The reply of Yahweh to the Jews complaint in verse 14 is met by God’s response in verses 15-16a: “Even if there is a person who feels like a motherless child, I do not nor will I forget you.” God assures the Jews that they are tattooed on God’s hand. You are in the palm of God’s hand and ever visible to God’s mind. The complaint of feeling forsaken is countered by God’s assurance that this is simply not the case.
The LORD heard and answered their long and frequently voiced prayers from the distant land of Babylon (49:8). Israel remains a covenant people who the LORD has “kept” all these years, even when they have felt abandoned by God. God’s vision of the journey back home from Mesopotamia to Palestine (49:9-12) follows. God will provide food, drink and protection for the Jews as the LORD did throughout the journey out of Egypt during the Exodus. All of the feared heat of the day in the wilderness will not harm them. As a result, what follows this good news is a song of praise (49:13; see a parallel song of praise in 44:23).
Yahweh’s promise of the return home of the Jews occurs throughout Second Isaiah. This repetitive pattern tells us several things: 1) God spoke this word of promise many times as a reassurance to Israel that they were not forgotten. 2) Second Isaiah is a prophetic narrative and not a chronological word. 3) Not everything in Second Isaiah appears to be in the original order because it was spoken over 2500 years ago, written down later and edited over time. There are many questions that remain about Second Isaiah that still stump scholars today.
The first illusion to the return home happens in Isaiah 41:17-20. God will provide food and water in the wilderness or desert because God will answer their prayers and has not forsaken Jacob (41:17). The way through the wilderness from Mesopotamia to Palestine causes anxiety and is unfamiliar to the Jews in Babylon. It is as if they are blind yet God will lead them safely home (42:16). One of the great verses of Second Isaiah as it pertains to the future return home is found in 43:19-21. Yahweh is a way maker who will give water in the wilderness, rivers in the desert, to give drink to my chosen people (43:20). There is also reference to the Exodus account in 48:21.
Second Isaiah tells the promises that Yahweh will deliver and lead Israel back to her home. At no point during the exile has God forgotten the Jews. Yet the refrain throughout these short sixteen chapters of Isaiah (40-55), Jacob has repeatedly complained of being forgotten and forsaken by God. This complaint is echoed in the final chapter of Lamentations (5:20): Why have you forgotten us completely? Whey have you forsaken us these many days? To that end, God prepared and used King Cyrus of Persia, a gentile, to be God’s deliverer. God is at work in the world, not just the church. God will call and send anyone who is willing to be about God’s purposes on earth. God works through people.

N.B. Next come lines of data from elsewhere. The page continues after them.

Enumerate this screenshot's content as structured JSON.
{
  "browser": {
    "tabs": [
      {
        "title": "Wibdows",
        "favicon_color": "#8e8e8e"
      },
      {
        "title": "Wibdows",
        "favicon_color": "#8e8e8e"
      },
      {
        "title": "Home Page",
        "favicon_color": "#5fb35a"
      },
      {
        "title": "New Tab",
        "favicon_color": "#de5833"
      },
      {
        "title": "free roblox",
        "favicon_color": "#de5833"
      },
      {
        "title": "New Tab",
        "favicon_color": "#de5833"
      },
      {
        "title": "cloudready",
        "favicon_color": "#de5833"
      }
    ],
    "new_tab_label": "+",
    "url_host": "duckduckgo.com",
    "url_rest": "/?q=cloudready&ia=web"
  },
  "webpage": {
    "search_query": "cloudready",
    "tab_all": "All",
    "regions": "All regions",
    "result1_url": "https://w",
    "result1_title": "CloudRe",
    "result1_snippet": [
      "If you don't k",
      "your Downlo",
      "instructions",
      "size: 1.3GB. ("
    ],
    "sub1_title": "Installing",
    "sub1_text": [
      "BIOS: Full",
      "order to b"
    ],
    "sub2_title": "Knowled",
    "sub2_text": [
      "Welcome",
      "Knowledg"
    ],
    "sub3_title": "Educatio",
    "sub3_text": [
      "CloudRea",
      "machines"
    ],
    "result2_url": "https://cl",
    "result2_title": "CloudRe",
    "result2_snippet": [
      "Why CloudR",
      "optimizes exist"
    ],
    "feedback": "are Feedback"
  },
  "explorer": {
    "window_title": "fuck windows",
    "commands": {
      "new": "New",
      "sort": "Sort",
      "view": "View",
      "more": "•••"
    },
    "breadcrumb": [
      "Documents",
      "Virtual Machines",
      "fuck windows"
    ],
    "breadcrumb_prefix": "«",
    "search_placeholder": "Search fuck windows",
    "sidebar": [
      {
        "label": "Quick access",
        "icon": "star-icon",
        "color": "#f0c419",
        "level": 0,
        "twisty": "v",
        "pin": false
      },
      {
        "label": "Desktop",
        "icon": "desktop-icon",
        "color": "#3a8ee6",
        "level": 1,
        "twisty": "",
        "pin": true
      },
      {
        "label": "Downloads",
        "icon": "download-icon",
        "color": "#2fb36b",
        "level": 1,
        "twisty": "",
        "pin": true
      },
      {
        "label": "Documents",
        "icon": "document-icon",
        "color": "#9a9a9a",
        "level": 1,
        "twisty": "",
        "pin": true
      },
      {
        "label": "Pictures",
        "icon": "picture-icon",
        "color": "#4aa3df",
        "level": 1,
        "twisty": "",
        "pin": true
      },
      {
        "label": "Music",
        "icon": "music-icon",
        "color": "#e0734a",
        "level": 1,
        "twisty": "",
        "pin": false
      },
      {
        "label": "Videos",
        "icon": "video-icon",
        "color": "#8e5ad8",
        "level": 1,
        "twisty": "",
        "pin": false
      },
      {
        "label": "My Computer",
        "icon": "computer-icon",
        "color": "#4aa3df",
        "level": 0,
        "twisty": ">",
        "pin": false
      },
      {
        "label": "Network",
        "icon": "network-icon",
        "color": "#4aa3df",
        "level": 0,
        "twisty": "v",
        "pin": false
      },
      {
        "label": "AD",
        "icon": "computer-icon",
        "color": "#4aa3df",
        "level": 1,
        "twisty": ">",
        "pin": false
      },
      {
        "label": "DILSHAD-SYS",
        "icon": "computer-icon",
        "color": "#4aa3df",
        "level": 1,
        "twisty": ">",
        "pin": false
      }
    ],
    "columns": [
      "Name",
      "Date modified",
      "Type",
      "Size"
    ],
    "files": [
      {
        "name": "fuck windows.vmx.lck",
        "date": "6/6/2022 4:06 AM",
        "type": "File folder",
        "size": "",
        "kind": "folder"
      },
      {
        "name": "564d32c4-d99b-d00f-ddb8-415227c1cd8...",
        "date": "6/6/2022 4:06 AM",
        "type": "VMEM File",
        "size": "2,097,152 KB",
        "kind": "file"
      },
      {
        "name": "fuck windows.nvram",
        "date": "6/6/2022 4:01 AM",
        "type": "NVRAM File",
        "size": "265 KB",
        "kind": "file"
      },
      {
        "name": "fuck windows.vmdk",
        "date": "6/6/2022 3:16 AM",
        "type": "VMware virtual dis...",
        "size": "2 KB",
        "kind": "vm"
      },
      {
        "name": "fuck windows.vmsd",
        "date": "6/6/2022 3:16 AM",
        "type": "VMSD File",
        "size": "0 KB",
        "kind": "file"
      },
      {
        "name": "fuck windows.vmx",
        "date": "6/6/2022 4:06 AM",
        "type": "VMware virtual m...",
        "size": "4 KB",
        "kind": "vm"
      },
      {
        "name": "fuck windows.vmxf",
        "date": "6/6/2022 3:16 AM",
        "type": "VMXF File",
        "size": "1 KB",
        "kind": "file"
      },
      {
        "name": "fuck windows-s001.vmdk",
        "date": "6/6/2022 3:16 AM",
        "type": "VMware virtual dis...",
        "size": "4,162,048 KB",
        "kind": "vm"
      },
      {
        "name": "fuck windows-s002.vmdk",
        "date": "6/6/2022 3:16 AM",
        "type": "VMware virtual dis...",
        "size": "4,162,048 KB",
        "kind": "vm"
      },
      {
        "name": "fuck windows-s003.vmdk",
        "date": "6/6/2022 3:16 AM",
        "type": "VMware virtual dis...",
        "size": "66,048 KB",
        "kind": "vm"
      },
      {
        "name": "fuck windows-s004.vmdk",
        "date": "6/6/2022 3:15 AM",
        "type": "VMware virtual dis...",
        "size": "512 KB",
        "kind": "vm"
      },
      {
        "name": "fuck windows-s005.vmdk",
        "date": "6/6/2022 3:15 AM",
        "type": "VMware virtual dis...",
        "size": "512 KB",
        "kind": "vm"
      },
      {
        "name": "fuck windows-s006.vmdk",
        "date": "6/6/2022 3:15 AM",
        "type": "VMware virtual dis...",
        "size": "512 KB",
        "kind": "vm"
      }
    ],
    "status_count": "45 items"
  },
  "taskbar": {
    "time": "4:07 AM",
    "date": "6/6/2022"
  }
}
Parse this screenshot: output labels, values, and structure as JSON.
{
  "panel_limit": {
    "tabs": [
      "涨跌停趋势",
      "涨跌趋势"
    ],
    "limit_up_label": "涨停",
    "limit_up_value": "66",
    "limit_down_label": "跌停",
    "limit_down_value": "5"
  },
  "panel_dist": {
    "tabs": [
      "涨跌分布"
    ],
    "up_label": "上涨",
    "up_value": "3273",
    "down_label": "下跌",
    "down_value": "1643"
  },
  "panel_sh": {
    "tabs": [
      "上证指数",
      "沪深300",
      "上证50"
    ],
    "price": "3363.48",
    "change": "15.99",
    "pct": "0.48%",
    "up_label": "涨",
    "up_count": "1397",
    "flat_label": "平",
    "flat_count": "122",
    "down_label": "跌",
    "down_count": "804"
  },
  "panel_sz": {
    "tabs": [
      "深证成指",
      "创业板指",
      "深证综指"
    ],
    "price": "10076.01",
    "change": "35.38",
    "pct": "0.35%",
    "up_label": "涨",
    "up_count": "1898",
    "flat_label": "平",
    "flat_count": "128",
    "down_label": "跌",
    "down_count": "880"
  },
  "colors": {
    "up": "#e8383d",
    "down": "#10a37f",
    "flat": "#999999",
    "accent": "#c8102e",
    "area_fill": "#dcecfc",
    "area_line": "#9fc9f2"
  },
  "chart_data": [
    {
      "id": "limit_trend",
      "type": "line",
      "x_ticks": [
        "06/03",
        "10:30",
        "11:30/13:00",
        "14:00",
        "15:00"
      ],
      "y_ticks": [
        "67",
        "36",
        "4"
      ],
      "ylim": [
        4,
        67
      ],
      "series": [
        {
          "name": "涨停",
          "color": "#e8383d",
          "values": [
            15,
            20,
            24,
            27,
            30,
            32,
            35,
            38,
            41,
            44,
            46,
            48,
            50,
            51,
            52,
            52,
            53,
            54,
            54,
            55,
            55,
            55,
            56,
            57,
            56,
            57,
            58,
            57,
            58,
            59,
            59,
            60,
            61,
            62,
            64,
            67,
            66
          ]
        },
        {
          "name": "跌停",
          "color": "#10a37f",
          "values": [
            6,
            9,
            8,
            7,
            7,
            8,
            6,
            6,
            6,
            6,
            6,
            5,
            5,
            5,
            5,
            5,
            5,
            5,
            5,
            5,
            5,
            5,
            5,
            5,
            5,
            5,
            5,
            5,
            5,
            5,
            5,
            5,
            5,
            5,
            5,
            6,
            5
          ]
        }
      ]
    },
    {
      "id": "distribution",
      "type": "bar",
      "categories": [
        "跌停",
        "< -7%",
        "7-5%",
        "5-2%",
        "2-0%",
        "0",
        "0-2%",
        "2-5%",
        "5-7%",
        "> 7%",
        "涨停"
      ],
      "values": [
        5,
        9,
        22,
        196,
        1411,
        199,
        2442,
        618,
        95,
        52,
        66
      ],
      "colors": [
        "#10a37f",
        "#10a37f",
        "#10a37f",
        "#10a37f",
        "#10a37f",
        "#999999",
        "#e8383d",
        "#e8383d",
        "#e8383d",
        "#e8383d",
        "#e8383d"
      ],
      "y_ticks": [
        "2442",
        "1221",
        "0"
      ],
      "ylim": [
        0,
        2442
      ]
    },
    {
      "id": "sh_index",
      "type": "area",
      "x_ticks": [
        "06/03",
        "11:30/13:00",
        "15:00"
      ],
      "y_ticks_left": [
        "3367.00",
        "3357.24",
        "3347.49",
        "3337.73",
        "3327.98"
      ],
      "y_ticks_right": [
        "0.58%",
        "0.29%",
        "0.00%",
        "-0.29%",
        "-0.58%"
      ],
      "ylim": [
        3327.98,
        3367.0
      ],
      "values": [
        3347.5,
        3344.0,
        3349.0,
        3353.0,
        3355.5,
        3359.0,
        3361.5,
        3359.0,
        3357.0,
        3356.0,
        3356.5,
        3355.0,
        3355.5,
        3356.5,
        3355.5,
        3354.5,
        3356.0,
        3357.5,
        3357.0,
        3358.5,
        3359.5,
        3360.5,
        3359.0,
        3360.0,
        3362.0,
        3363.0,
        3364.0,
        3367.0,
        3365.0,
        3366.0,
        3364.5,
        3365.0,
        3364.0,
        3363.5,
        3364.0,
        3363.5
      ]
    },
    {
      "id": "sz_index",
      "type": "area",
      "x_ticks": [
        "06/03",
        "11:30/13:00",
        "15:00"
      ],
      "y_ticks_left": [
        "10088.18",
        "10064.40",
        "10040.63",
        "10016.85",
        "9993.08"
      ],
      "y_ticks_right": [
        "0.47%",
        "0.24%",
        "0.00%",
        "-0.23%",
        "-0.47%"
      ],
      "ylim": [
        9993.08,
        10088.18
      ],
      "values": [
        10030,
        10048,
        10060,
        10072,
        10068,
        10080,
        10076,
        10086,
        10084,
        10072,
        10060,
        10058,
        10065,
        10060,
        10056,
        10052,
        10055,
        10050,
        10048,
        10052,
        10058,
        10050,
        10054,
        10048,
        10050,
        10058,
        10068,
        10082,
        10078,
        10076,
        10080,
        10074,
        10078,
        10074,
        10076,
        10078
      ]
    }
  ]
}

- What types of injustice do you see in our community?
- In the story of the poverty experienced by Irene and her family including Jimmy and Destiny, what would you think are some of the root causes of their poverty? What is their responsibility in this?
- In what ways can you understand the complaints of Israel toward God during their exile in Babylon? Did they have a case against God? What defense does Yahweh have in the midst of the suffering of the Jews?
- What does God call us to be about in the case of the Jimmy and Destiny’s of our community? How can what appears to be hopeless be turned into a future with possibilities? What other partners are there besides the church? What is our role as the church in our community?